Questões como essas vêm engasgando especialistas a algumas décadas, a despeito de serem relativamente recentes, mas o que se vê do atual governo é uma chance remota de obter resposta à altura. Este é o governo que patrocina a invasão dos últimos rincões inexplorados da Amazônia, que afoga florestas virgens em lagoas apodrecidas para sustentar obras suspeitas tocadas por financiadores de campanha e que cai de joelhos pras solicitações da bancada ruralista no Congresso e concede anistias monstruosas a quem desmata; mas que na hora de fomentar iniciativas fantásticas em projetos miseráveis que clamam por recursos (como o Projeto Conservador das Águas, no sul de Minas Gerais), refuga.
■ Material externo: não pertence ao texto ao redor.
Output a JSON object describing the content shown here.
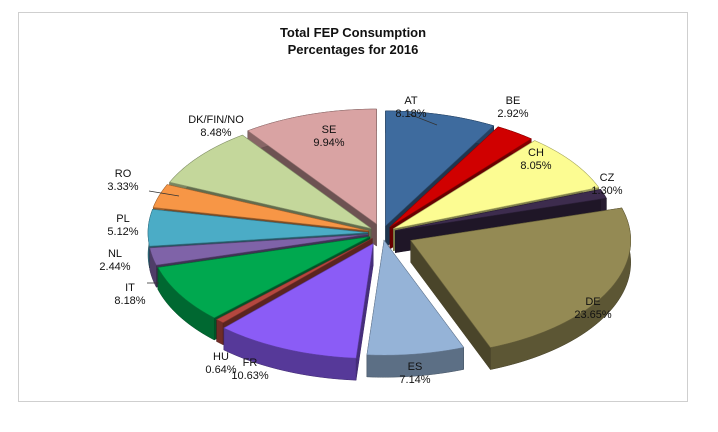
{
  "chart_data": {
    "type": "pie",
    "style": "3d-exploded",
    "title": [
      "Total FEP Consumption",
      "Percentages for 2016"
    ],
    "start_angle_deg": 0,
    "slices": [
      {
        "label": "AT",
        "value": 8.18,
        "pct_text": "8.18%",
        "color": "#3E6B9E"
      },
      {
        "label": "BE",
        "value": 2.92,
        "pct_text": "2.92%",
        "color": "#D00000"
      },
      {
        "label": "CH",
        "value": 8.05,
        "pct_text": "8.05%",
        "color": "#FCFC92"
      },
      {
        "label": "CZ",
        "value": 1.3,
        "pct_text": "1.30%",
        "color": "#3D2C4E"
      },
      {
        "label": "DE",
        "value": 23.65,
        "pct_text": "23.65%",
        "color": "#948A54"
      },
      {
        "label": "ES",
        "value": 7.14,
        "pct_text": "7.14%",
        "color": "#95B3D7"
      },
      {
        "label": "FR",
        "value": 10.63,
        "pct_text": "10.63%",
        "color": "#8B5CF6"
      },
      {
        "label": "HU",
        "value": 0.64,
        "pct_text": "0.64%",
        "color": "#B5473F"
      },
      {
        "label": "IT",
        "value": 8.18,
        "pct_text": "8.18%",
        "color": "#00A84F"
      },
      {
        "label": "NL",
        "value": 2.44,
        "pct_text": "2.44%",
        "color": "#7F63A8"
      },
      {
        "label": "PL",
        "value": 5.12,
        "pct_text": "5.12%",
        "color": "#4BACC6"
      },
      {
        "label": "RO",
        "value": 3.33,
        "pct_text": "3.33%",
        "color": "#F79646"
      },
      {
        "label": "DK/FIN/NO",
        "value": 8.48,
        "pct_text": "8.48%",
        "color": "#C4D79B"
      },
      {
        "label": "SE",
        "value": 9.94,
        "pct_text": "9.94%",
        "color": "#D9A3A3"
      }
    ],
    "legend": "none",
    "data_labels": "category-and-percent"
  }
}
No fim das contas, estamos financiando com capital natural, produtos de baixíssimo valor agregado (commodities, papel, minério, ferro gusa, grãos etc) para serem beneficiados em outros Países.
A distância monstruosa entre as políticas públicas e a ciência faz o Brasil ignorar sistematicamente, a 500 anos, o inestimável valor, inclusive financeiro, que uma floresta nativa bem preservada tem pra oferecer, em uma área de influência muito grande, principalmente em tempos de desastres ambientais.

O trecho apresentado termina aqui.